In 1972, on the territory of the plant
a monument to the installation of BM-13 was erected.
photo by S. Kolesnikov from the archives of the Kommuna newspaper.
Day by day, along with alarming reports from the front, labor tension grew. When the fascist hordes were on the outskirts of Moscow, the slogan “More combat vehicles for the defenders of the capital!” was hung in the factory workshops. People accepted this call with all their hearts, understanding the danger looming over their Motherland, and increased the production of rocket launchers to five or six per day.
The production of units at the Comintern plant continued until the fall.
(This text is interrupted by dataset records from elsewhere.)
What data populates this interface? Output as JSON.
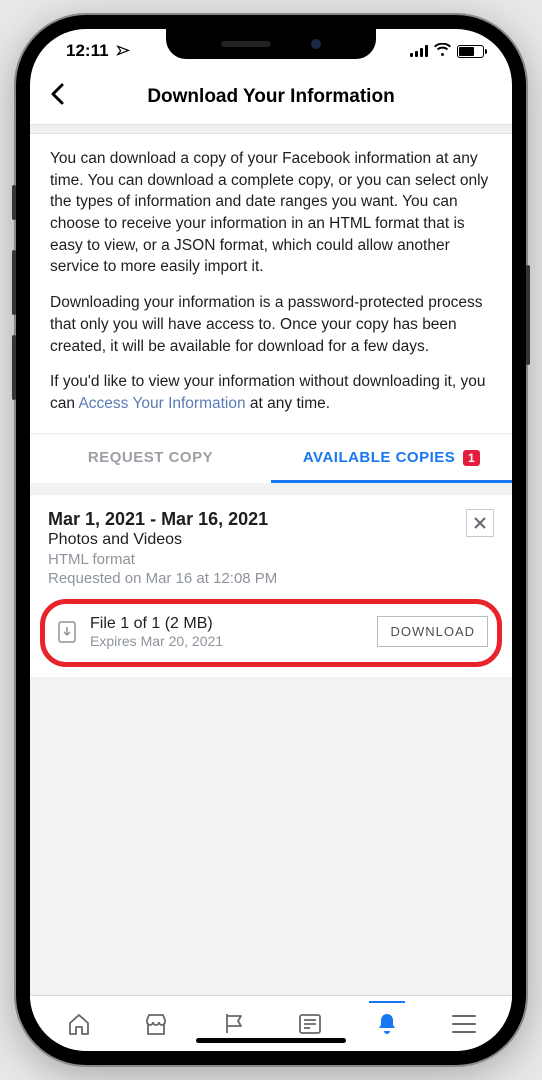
{
  "status": {
    "time": "12:11"
  },
  "header": {
    "title": "Download Your Information"
  },
  "intro": {
    "p1": "You can download a copy of your Facebook information at any time. You can download a complete copy, or you can select only the types of information and date ranges you want. You can choose to receive your information in an HTML format that is easy to view, or a JSON format, which could allow another service to more easily import it.",
    "p2": "Downloading your information is a password-protected process that only you will have access to. Once your copy has been created, it will be available for download for a few days.",
    "p3_pre": "If you'd like to view your information without downloading it, you can ",
    "p3_link": "Access Your Information",
    "p3_post": " at any time."
  },
  "tabs": {
    "request": "REQUEST COPY",
    "available": "AVAILABLE COPIES",
    "badge": "1"
  },
  "copy": {
    "date_range": "Mar 1, 2021 - Mar 16, 2021",
    "category": "Photos and Videos",
    "format": "HTML format",
    "requested": "Requested on Mar 16 at 12:08 PM",
    "file_label": "File 1 of 1 (2 MB)",
    "expires": "Expires Mar 20, 2021",
    "download_btn": "DOWNLOAD"
  }
}
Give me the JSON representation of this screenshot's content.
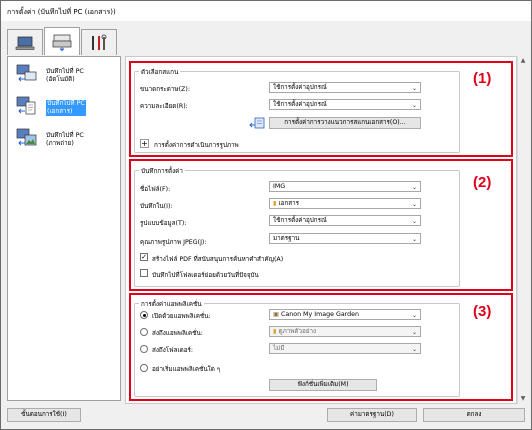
{
  "window": {
    "title": "การตั้งค่า (บันทึกไปที่ PC (เอกสาร))"
  },
  "tabs": [
    {
      "name": "scan-from-operation-panel-tab",
      "icon": "computer-scan-icon"
    },
    {
      "name": "scan-to-pc-tab",
      "icon": "scanner-icon"
    },
    {
      "name": "general-settings-tab",
      "icon": "tools-icon"
    }
  ],
  "left_panel": {
    "items": [
      {
        "label_1": "บันทึกไปที่ PC",
        "label_2": "(อัตโนมัติ)",
        "selected": false
      },
      {
        "label_1": "บันทึกไปที่ PC",
        "label_2": "(เอกสาร)",
        "selected": true
      },
      {
        "label_1": "บันทึกไปที่ PC",
        "label_2": "(ภาพถ่าย)",
        "selected": false
      }
    ]
  },
  "scan_options": {
    "title": "ตัวเลือกสแกน",
    "paper_size_label": "ขนาดกระดาษ(Z):",
    "paper_size_value": "ใช้การตั้งค่าอุปกรณ์",
    "resolution_label": "ความละเอียด(R):",
    "resolution_value": "ใช้การตั้งค่าอุปกรณ์",
    "driver_button": "การตั้งค่าการวางแนวการสแกนเอกสาร(O)...",
    "image_processing_label": "การตั้งค่าการดำเนินการรูปภาพ"
  },
  "save_settings": {
    "title": "บันทึกการตั้งค่า",
    "file_name_label": "ชื่อไฟล์(F):",
    "file_name_value": "IMG",
    "save_in_label": "บันทึกใน(I):",
    "save_in_value": "เอกสาร",
    "data_format_label": "รูปแบบข้อมูล(T):",
    "data_format_value": "ใช้การตั้งค่าอุปกรณ์",
    "jpeg_quality_label": "คุณภาพรูปภาพ JPEG(J):",
    "jpeg_quality_value": "มาตรฐาน",
    "searchable_pdf_label": "สร้างไฟล์ PDF ที่สนับสนุนการค้นหาคำสำคัญ(A)",
    "searchable_pdf_checked": true,
    "subfolder_label": "บันทึกไปที่โฟลเดอร์ย่อยด้วยวันที่ปัจจุบัน",
    "subfolder_checked": false
  },
  "app_settings": {
    "title": "การตั้งค่าแอพพลิเคชั่น",
    "open_app_label": "เปิดด้วยแอพพลิเคชั่น:",
    "open_app_value": "Canon My Image Garden",
    "send_app_label": "ส่งถึงแอพพลิเคชั่น:",
    "send_app_value": "ดูภาพตัวอย่าง",
    "send_folder_label": "ส่งถึงโฟลเดอร์:",
    "send_folder_value": "ไม่มี",
    "no_app_label": "อย่าเริ่มแอพพลิเคชั่นใด ๆ",
    "more_functions_button": "ฟังก์ชั่นเพิ่มเติม(M)"
  },
  "section_numbers": [
    "(1)",
    "(2)",
    "(3)"
  ],
  "footer": {
    "instructions_button": "ขั้นตอนการใช้(I)",
    "defaults_button": "ค่ามาตรฐาน(D)",
    "ok_button": "ตกลง"
  },
  "colors": {
    "highlight_red": "#e0001a",
    "selection_blue": "#3399ff"
  }
}
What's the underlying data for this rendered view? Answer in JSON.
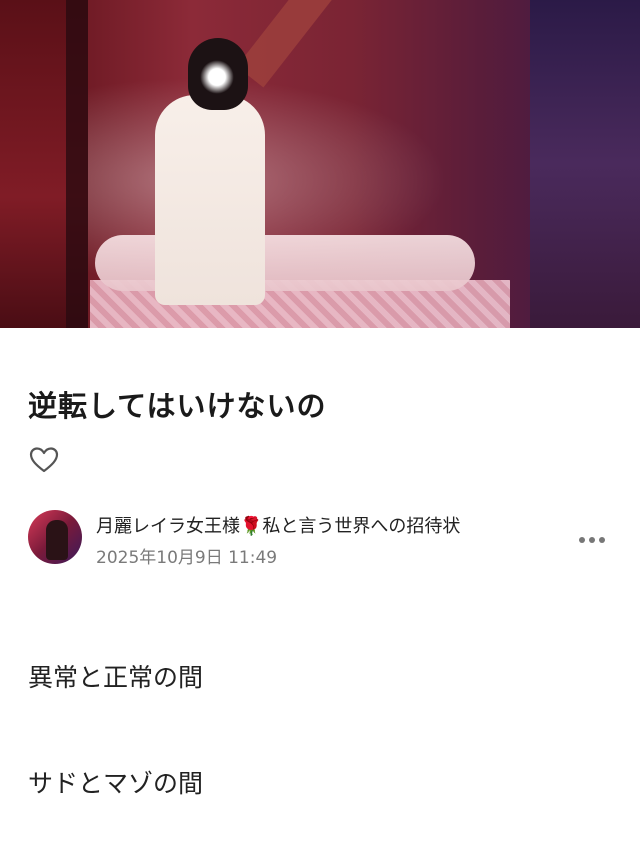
{
  "hero_image": {
    "alt": "",
    "colors": {
      "primary": "#8c2a38",
      "accent": "#3a1a4a"
    }
  },
  "article": {
    "title": "逆転してはいけないの",
    "like_icon": "heart-outline-icon",
    "author": {
      "name": "月麗レイラ女王様",
      "emoji": "🌹",
      "tagline": "私と言う世界への招待状",
      "date": "2025年10月9日 11:49"
    },
    "more_icon": "more-horizontal-icon",
    "paragraphs": [
      "異常と正常の間",
      "サドとマゾの間"
    ]
  }
}
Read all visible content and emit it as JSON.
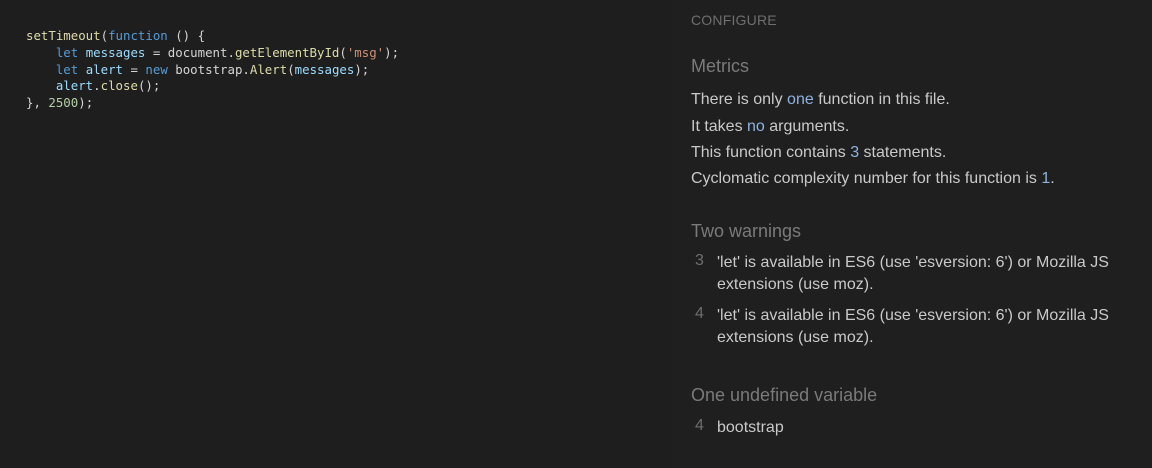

And in October the front moved close to the upper Don. Enemy aircraft began to appear more and more often over the city. First reconnaissance aircraft, and soon bombers. The decision was made to evacuate. The Moscow Kompressor plant was appointed the leading enterprise for the production of launchers.
The Kominternovsky plant was evacuated beyond the Urals to the village of Maly Istok, where at the Uralelectromashina plant as soon as possible resumed production of parts for missile launchers. And although a small number of combat vehicles were assembled at the Istok plant, its team provided a significant amount of parts to the Uralelectromashina plant, where the main assembly of BM-13 units was established.
In a short time, the Cominternists also mastered the mass production of 82 mm mortars and uninterruptedly supplied them to the Red Army throughout the war.
Savchenko A.A. © www.site
The article uses drawings and illustrations from the Modelist-Constructor magazine.